OK. Here's the scoop on how the Big East was formed, courtesy of Wikipedia (
Big East Conference (1979–2013) - Wikipedia, the free encyclopedia):
"The Big East often referred to as the Classic Big East was founded in 1979 after new NCAA basketball scheduling requirements caused the athletic directors of independent schools Providence, St. John's, Georgetown, and Syracuse to discuss the creation of a conference centered in the Northeast.[6] Other schools invited were Seton Hall, Connecticut, Holy Cross, Rutgers, and Boston College, with Rutgers and Holy Cross declining to join.[6] Villanova joined a year later in 1980[7] and Pittsburgh joined in 1982.[8] Before the formation of the conference, many of these schools participated in the ECAC Men's Basketball Tournament in order to receive an automatic bid for the NCAA Men's Division I Basketball Championship."
So these original schools were either independent, or members of the ECAC, which was hardly a conference. Then:
"About a decade after the conference's inception, Big East members decided to become a major football conference and thus added five schools including Rutgers, Miami, Temple, Virginia Tech, and West Virginia. The inaugural Big East football season launched in 1991.[10] West Virginia and Rutgers joined the Big East as full members in 1995,[11] and Virginia Tech joined as a full member in 2000.[12] Temple remained a football-only member until 2004, when it was voted out of the conference due to poor attendance figures, lack of playing success, and inadequate facilities.[13] The Big East offered Notre Dame a non-football membership effective 1995.[14]"

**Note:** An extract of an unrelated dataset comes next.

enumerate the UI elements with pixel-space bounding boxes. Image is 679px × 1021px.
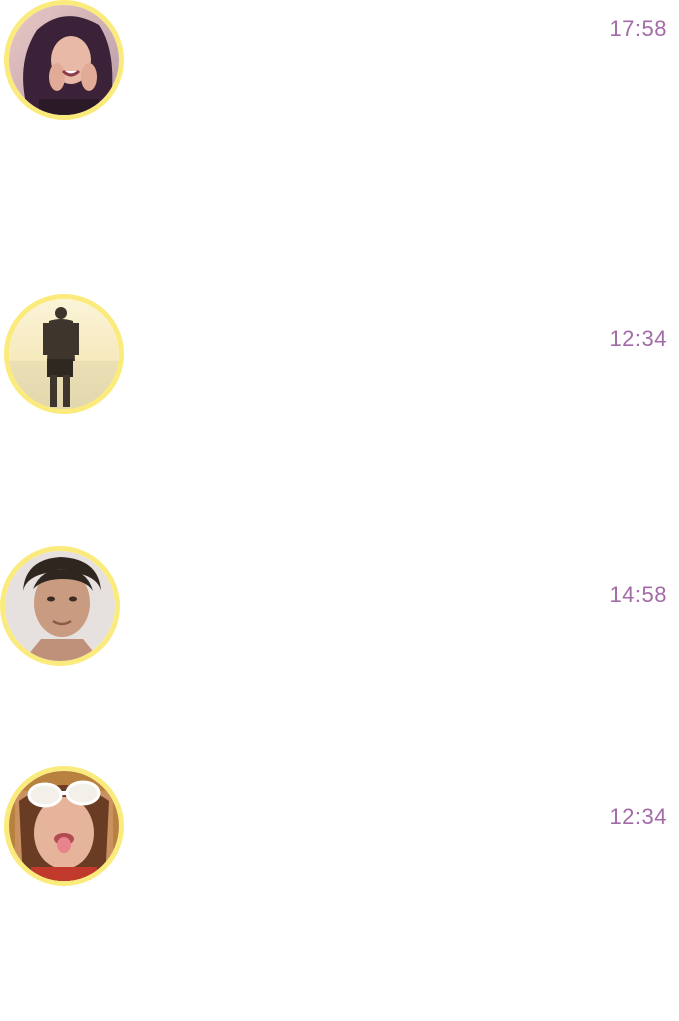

Then it began to collapse. Boise State applied for membership, etc. Miami left for the ACC. And so it goes.
But the original Big East, the original basketball conference, went back more than three decades, and it wasn't formed by cherry-picking colleges from power conferences. And it is those original conference members whose women's basketball teams are still superb, and contending for championships in several conferences today.